Diecinueve minutos (64 page)

Patrick asintió con la cabeza.

—Mi lasaña no era muy buena, ¿verdad?

Él le sonrió a través de los listones de la silla.

—No menosprecies tu trabajo del día —dijo.

En mitad de la noche, Josie seguía sin poder dormir. Se levantó de la cama y fue a recostarse en el césped de delante de la casa. Miró fijamente al cielo, que en ese momento de la noche se veía tan bajo, que casi parecía que las estrellas fueran a pincharle la cara. Allí fuera, sin su habitación cayéndosele encima, casi era posible creer que cualesquiera que fuesen los problemas que tuviera, eran minúsculos en el gran esquema del universo.

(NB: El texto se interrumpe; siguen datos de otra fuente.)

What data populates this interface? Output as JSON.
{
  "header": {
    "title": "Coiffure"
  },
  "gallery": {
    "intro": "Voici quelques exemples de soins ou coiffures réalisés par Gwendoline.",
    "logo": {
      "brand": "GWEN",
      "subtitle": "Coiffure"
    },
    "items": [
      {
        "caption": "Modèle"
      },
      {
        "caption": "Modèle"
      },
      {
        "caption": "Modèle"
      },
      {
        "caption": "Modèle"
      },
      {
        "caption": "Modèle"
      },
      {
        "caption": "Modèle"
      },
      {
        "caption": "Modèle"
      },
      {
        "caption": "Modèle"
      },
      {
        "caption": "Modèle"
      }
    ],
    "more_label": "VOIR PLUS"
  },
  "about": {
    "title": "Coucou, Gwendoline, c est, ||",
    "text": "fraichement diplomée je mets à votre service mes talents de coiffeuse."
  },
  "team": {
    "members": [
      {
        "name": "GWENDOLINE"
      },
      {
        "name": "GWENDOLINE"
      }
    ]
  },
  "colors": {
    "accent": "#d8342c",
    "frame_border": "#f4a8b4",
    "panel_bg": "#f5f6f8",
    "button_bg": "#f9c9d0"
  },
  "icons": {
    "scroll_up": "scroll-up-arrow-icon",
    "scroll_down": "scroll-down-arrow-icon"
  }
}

Al día siguiente, Peter Houghton iba a ser juzgado por diez asesinatos. Tan sólo esa idea —la del último asesinato —hacía que Josie se descompusiera. Ella no podía acudir al juicio, por mucho que lo deseara, porque estaba en una estúpida lista de testigos. En cambio, estaba aislada, una extravagante palabra para definir el ser mantenido sin información.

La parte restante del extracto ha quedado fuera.